Interferon-alpha Inhibits Proliferation of Ba/F3 Cells by Interfering with Interleukin-3 Action

• Published in: Cellular signalling Vol. 11; no. 10; pp. 769 - 775
• Main Authors: Jaster, Robert, Tschirch, Edda, Bittorf, Thomas, Brock, Josef
• Format: Journal Article
• Language: English
• Published: England Elsevier Inc 01.10.1999
• Subjects: Animals; Cell Division - drug effects; Cell Line; DNA - metabolism; DNA-Binding Proteins - metabolism; Drug Interactions; eIF-2 Kinase - genetics; Gene Expression Regulation; Growth inhibition; Interferon-alpha; Interferon-alpha - metabolism; Interferon-alpha - pharmacology; Interleukin-3; Interleukin-3 - metabolism; Interleukin-3 - pharmacology; Mice; Milk Proteins; Oncostatin M; Peptides - genetics; Protein-Serine-Threonine Kinases; Proto-Oncogene Proteins - genetics; Proto-Oncogene Proteins c-fos - genetics; Proto-Oncogene Proteins c-pim-1; RNA, Messenger; Signal transduction; STAT5 Transcription Factor; Trans-Activators - metabolism; Up-Regulation; Interleukin-3; Signal transduction; Growth inhibition; Interferon-alpha
• ISSN: 0898-6568; 1873-3913
• DOI: 10.1016/S0898-6568(99)00050-9

Interferons (IFNs) are potent inhibitors of cell proliferation that are used for the treatment of several haematological malignancies. The mechanisms through which IFNs exert their antiproliferative effects on target cells, however, are largely unknown.
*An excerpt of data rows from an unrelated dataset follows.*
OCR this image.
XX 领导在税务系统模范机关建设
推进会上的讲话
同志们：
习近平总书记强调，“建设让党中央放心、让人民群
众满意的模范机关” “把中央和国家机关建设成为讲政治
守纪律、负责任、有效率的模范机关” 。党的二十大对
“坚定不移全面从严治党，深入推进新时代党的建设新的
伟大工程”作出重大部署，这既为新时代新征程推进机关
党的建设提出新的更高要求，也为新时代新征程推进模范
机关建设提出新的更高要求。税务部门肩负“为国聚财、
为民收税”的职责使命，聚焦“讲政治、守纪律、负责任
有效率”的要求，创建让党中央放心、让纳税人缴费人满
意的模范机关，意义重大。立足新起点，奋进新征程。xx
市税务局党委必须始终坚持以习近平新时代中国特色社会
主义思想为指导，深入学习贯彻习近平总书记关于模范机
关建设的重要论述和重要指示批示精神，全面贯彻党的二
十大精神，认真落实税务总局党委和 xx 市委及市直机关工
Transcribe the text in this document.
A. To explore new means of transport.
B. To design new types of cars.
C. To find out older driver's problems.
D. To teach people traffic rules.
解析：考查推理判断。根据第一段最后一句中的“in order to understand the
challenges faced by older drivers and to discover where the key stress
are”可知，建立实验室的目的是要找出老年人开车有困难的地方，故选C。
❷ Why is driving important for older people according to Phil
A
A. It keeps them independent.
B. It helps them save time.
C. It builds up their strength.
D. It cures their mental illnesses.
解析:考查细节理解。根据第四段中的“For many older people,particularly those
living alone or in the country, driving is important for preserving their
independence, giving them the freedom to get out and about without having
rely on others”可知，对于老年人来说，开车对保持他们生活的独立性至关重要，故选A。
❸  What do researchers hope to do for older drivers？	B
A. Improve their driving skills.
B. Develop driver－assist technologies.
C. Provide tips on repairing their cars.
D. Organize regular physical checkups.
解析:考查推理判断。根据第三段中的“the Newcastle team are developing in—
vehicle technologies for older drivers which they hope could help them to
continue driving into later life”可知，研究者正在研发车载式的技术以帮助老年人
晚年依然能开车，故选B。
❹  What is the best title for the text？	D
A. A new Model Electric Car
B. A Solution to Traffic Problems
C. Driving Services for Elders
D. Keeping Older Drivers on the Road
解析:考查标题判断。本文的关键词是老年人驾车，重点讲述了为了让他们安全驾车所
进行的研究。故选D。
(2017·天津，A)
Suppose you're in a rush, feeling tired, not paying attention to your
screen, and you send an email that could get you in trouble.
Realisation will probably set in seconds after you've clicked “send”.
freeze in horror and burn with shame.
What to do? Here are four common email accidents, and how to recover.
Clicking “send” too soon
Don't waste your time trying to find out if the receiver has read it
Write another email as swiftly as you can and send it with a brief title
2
Here we show that IFN-α, in murine Ba/F3 cells, directly interferes with the action of the essential mitogen interleukin (IL)-3. In transiently transfected Ba/F3 cells, IFN-α efficiently inhibited the IL-3-stimulated expression of a luciferase reporter construct, GAS-luc, that is activated through the JAK2/STAT5 pathway. Electrophoretic mobility shift assays and Northern blot experiments, however, revealed that neither the IL-3-induced DNA binding of STAT5 nor the transcription of the STAT5- dependent genes oncostatin-M, pim-1 and c-fos were suppressed by IFN-α, suggesting that the diminished expression of the luciferase protein was due to a direct inhibition of IL-3-stimulated protein synthesis. This hypothesis was supported by the observation that IFN-α, even though it had no effect on the transcription of the c-fos gene, efficiently suppressed the IL-3-dependent expression of the c-Fos protein. Furthermore, our results indicate that IFN-α induced an overexpression of the double-stranded RNA-activated protein kinase (PKR), an enzyme that inhibits protein synthesis through the phosphorylation and inactivation of the eukaryotic initiation factor-2. Therefore, we hypothesize that IFN-α, in Ba/F3 cells, interrupts IL-3-dependent mitogenic signals, at least in part, through the suppression of protein synthesis and that induction of PKR activity may play a pivotal role in this process.